The bottle design was intentionally off-trend.
In Don Julio’s time, tequila bottles were purely utilitarian, long, lean, and generally tucked under the table until someone’s drink needed topping off. They certainly weren’t a point of visual interest (not like some of the stranger specimens out there today). Don Julio dared to go off trend, designing tequila bottles that weren’t just short but almost awkwardly squat. The goal was to create not just a visually distinctive bottle, but one you could keep on the table without blocking anyone’s view of your beautiful, drunken face.
The Master Distiller knows his way around a chemistry set.
Don Julio master distiller Enrique de Colsa was formerly an industrial engineer, working in what he describes as “liquid handling,” a field we have to assume involves lots of chemical equations and the vigilant use of rubber gloves. As a result, de Colsa handled things like filters, compressors, and even bombs. De Colsa eventually moved toward perfumes and, eventually, spirits. When he met Don Julio in 1998 he was actually working for a rival distiller; Don Julio immediately plucked him away and made de Colsa master distiller for the entire brand in 2004.
Its añejo is more tequila and less barrel, and that’s weird (but good).
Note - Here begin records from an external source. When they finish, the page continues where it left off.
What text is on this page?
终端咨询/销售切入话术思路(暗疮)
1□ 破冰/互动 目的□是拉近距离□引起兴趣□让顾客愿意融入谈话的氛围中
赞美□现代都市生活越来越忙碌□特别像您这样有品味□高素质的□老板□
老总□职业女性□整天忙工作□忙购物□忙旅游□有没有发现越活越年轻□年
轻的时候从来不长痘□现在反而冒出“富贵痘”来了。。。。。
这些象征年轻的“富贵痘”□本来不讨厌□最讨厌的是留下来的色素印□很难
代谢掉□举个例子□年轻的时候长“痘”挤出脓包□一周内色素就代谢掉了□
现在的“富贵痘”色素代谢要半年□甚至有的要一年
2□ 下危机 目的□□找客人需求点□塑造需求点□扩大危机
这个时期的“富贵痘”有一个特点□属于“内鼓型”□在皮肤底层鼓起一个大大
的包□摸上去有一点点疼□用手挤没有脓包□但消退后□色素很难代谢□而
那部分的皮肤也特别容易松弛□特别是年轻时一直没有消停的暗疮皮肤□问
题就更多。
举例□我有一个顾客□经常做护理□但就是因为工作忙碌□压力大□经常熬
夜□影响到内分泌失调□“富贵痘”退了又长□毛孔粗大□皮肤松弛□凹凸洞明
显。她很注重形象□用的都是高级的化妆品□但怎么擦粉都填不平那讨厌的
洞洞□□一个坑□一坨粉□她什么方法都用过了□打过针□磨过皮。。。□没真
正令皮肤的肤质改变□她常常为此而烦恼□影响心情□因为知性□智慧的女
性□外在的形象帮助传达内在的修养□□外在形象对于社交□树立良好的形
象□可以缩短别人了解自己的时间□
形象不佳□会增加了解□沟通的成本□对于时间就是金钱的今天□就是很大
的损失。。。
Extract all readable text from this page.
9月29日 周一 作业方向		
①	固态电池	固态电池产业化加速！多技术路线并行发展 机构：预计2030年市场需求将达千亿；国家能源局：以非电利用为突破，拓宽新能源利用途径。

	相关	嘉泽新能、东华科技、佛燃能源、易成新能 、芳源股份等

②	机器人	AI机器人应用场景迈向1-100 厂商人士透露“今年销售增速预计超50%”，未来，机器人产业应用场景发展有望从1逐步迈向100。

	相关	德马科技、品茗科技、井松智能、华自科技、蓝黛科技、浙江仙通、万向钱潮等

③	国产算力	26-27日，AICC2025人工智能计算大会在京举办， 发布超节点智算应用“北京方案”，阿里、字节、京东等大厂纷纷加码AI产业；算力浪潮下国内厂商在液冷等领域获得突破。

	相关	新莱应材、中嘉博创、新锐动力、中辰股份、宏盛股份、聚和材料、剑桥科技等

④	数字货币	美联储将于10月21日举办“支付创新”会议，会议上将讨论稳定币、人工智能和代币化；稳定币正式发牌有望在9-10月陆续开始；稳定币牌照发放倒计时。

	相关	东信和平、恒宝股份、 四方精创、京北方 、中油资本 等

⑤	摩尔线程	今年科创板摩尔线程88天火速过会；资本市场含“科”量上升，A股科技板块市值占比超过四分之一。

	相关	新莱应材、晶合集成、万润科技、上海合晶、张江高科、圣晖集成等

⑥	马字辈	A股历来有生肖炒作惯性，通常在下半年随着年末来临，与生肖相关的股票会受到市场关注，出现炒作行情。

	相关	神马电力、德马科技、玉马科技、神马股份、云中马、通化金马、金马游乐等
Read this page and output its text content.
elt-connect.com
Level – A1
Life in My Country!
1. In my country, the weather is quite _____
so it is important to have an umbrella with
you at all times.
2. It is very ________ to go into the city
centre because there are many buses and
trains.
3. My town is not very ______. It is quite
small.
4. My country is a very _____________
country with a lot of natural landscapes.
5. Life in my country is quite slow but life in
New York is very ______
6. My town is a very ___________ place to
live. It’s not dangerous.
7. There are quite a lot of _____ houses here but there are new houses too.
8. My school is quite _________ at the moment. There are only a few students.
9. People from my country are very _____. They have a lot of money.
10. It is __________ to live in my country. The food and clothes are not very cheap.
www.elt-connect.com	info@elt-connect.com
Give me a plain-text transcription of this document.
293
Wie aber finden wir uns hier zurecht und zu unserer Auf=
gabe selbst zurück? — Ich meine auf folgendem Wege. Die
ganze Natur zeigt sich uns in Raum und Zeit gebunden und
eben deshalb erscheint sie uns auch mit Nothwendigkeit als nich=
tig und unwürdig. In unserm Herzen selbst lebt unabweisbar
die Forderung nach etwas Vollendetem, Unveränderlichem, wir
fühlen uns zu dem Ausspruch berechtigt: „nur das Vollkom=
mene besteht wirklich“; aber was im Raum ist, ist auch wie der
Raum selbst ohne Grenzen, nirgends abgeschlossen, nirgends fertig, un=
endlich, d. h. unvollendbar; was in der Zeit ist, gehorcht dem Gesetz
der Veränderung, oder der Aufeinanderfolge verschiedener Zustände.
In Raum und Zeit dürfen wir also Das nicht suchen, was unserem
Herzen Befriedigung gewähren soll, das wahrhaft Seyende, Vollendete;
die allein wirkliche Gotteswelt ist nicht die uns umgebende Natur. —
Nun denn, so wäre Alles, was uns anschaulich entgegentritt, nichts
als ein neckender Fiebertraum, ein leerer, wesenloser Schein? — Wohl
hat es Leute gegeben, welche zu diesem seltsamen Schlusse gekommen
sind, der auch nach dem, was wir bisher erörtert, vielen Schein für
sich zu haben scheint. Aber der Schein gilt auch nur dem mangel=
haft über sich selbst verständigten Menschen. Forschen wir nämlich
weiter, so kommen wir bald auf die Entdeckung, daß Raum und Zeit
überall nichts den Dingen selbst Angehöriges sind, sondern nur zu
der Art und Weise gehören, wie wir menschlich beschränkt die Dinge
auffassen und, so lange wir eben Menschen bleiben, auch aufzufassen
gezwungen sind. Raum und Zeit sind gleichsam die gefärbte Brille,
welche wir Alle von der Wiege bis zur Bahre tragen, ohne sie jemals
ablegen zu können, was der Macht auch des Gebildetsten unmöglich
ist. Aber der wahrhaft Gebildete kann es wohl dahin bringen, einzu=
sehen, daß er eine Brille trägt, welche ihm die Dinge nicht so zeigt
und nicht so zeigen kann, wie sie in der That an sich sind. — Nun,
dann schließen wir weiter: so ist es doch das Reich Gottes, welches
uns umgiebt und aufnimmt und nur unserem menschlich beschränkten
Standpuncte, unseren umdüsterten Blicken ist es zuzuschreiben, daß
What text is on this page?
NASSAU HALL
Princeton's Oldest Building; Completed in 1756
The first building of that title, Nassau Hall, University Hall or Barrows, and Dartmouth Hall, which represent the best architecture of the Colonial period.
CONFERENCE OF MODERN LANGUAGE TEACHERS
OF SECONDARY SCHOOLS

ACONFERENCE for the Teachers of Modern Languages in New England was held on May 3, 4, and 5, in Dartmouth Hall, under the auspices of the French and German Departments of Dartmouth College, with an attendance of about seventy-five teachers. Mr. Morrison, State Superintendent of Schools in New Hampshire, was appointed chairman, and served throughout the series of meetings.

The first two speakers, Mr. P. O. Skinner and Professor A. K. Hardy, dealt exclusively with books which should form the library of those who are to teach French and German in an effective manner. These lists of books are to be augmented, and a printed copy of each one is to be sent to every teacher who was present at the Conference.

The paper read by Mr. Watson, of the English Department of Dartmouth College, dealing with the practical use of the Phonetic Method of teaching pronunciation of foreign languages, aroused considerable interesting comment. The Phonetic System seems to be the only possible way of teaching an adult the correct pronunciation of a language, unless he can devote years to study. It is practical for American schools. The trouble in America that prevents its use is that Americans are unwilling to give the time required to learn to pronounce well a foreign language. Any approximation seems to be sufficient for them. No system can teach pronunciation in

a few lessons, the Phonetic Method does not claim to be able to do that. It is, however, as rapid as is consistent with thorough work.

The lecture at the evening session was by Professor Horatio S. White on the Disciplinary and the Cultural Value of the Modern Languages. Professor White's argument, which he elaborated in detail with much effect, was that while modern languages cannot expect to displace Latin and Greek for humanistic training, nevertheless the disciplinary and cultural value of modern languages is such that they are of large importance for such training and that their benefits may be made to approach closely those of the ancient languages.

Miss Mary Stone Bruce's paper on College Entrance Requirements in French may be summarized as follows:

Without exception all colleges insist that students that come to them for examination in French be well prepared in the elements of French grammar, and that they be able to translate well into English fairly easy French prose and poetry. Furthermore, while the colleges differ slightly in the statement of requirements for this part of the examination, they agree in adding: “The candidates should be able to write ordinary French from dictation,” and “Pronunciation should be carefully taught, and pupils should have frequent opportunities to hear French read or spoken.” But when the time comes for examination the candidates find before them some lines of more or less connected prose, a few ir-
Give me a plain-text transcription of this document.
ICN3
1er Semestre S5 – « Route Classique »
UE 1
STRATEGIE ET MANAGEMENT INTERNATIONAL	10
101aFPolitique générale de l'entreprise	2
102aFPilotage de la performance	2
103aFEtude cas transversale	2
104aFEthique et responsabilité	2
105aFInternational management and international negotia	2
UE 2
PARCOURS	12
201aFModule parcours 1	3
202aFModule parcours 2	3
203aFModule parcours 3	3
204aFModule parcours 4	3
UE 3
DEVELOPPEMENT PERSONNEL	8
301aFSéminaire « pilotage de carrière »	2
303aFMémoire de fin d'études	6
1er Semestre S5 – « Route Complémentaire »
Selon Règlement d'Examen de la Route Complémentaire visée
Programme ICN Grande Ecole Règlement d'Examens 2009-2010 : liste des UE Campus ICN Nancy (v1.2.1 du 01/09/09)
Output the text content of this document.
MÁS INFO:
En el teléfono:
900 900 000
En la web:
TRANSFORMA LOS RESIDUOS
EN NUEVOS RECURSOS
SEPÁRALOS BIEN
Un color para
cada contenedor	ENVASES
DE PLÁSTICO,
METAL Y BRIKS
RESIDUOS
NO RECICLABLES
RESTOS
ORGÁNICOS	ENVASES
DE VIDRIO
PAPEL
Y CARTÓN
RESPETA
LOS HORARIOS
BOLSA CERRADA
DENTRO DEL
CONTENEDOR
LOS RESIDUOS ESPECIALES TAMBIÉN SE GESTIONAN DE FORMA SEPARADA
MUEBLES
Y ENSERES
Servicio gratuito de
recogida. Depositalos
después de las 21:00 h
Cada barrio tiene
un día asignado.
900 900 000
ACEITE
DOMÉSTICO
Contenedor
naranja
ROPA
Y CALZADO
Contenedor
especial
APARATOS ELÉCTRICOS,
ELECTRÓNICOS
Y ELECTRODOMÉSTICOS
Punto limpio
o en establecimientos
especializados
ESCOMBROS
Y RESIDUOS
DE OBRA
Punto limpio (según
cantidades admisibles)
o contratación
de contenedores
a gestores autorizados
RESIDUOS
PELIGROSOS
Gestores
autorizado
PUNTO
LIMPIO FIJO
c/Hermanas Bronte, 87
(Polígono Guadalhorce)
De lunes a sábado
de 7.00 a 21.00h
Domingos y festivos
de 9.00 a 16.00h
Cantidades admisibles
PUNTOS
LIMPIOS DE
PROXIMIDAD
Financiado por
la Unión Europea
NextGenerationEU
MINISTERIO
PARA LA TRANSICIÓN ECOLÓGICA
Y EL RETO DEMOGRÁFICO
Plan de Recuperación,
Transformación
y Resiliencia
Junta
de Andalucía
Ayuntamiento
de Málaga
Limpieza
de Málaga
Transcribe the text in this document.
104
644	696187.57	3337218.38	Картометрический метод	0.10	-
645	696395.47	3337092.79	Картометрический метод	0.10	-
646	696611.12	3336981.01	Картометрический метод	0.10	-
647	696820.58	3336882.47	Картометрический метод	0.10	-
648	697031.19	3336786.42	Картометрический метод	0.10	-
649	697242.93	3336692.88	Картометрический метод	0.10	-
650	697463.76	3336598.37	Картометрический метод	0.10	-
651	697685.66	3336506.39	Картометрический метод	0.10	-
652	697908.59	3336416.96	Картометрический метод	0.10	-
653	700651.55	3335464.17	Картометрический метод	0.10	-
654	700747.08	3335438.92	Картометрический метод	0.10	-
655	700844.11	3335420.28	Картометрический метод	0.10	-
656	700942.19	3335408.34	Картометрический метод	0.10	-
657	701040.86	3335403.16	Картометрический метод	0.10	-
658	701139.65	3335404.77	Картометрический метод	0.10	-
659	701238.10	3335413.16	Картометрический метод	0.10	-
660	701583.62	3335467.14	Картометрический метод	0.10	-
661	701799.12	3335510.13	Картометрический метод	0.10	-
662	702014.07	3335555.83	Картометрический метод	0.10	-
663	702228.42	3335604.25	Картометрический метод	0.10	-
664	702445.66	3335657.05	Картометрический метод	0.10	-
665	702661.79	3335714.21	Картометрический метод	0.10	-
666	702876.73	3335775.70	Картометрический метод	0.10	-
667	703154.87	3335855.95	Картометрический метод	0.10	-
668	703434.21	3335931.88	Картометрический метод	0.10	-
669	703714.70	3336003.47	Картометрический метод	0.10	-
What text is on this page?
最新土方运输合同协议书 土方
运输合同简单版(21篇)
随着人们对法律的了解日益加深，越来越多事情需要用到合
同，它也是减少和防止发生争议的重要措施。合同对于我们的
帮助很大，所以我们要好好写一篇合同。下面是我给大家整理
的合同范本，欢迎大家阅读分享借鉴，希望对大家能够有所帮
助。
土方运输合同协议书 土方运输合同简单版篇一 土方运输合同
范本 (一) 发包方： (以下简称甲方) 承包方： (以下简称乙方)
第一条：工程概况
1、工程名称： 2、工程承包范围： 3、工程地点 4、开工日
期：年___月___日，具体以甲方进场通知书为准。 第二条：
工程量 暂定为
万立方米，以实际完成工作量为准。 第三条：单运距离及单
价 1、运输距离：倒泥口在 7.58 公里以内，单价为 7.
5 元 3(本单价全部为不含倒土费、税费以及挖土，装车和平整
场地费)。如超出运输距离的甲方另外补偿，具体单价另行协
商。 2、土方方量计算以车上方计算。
Most reposado and añejo tequilas do their aging in repurposed barrels, absorbing a bit of added character from the wood. Don Julio follows suit: Its reposado spends eight months in old Kentucky bourbon barrels. But it goes a bit off-trend yet again with its añejo, which ages for 18 months in reposado barrels (basically a doubly used barrel). The result is gentler impact from the wood itself, with more of the agave character left to shine through, making it an anomaly among aged tequilas.
This tequila has something in common with Jack Daniels and Crystal Pepsi.
Consumers tend to think older spirits should be darker in color, so some spirits producers (legally) feed our visual lust with caramel coloring. Don Julio bucks the trend with its “Claro” añejo. The brainchild of master distiller de Colsa, the Claro is aged for the same 18 months as the regular añejo, but the finished tequila is then charcoal-filtered to remove any color. Like Crystal Pepsi, it goes clear in a category where clear is uncool.
Almost 80 years later, the company is still pushing category limits.
Don Julio (the man) set out to reclassify the tequila category, and Don Julio (the brand) hasn’t stopped. Now, in the era of “super premium” tequilas, we’re slowly beginning to enjoy a new whiskey-rivaling category of tequila: extra añejo. To qualify as extra añejo, a tequila has to be aged for a minimum of three years, making it both more expensive and, ideally, more complex. Don Julio’s extra añejo Real tequila is distilled for anywhere from three to five years. If you do find a bottle — which can retail upwards of $350 — no, those aren’t hands, er, cupping anything. They’re agave fronds. Appropriately. Ahem.